Using metadata-driven overrides and relying party config

[Cantor, Scott]

On 1/14/21, 11:31 AM, "users on behalf of Michael Grady" <users-bounces at shibboleth.net on behalf of mgrady at unicon.net> wrote:

>    So when  one turns on support for metadata-driven overrides in relying-party.xml, does that mean you need to use
> either metadata-driven for a given SP, or an override in relying-party.xml, but not both? Can they be combined?

They should combine properly [1], but that code is tricky and I'm sure there may be bugs. The reason it's suppsoed to work is that there's a chain of beans involved and Spring is *supposed* to apply a parent bean's properties before the child's properties. That should result in the static setter being called after the setter that injects the function lookup, so the static setter "replaces" the dynamic function with a constant/static function.

>  Clearly its best to be consistent and not use both in general, at least not for the same SP. 
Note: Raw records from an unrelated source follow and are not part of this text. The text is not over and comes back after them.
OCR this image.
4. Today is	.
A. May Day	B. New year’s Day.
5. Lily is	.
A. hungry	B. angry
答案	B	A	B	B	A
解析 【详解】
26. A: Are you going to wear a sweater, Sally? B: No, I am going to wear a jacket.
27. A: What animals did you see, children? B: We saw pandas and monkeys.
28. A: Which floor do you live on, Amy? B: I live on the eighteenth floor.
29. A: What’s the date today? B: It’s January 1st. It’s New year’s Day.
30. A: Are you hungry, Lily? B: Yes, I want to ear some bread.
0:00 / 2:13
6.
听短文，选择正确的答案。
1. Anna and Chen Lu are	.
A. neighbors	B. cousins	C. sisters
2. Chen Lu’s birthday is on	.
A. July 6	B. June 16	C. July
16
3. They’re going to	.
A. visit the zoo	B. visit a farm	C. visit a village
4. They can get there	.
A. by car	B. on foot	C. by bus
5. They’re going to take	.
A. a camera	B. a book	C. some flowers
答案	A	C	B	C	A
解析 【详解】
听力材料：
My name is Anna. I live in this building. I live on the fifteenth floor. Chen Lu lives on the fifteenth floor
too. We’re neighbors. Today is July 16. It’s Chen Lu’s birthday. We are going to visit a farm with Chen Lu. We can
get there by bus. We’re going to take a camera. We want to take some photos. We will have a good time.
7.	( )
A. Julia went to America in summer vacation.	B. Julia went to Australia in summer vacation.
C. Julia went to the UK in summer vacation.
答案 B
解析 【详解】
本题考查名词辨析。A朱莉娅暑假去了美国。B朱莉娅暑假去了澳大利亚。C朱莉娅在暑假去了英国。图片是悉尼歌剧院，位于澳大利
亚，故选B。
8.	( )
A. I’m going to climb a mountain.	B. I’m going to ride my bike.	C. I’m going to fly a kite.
I do it in some cases but I haven't exhaustively tested or tried to combine specific metadata signals with static signals for the same setting. I just tested the basic behavior to see if it matched what Spring claims it does.

> I do know from a recent test that setting http://shibboleth.net/ns/profiles/securityConfiguration  to ties into a new 
> signing cert in the metadata for a SP does not work if there is then a RP override that overrdies what to sign.

Maybe you're expecting the opposite, and the opposite is not the intended behavior. The static configuration SHOULD override the metadata. That is what I would expect as a deployer.

-- Scott

[1] I define properly as "the configuration should override the metadata".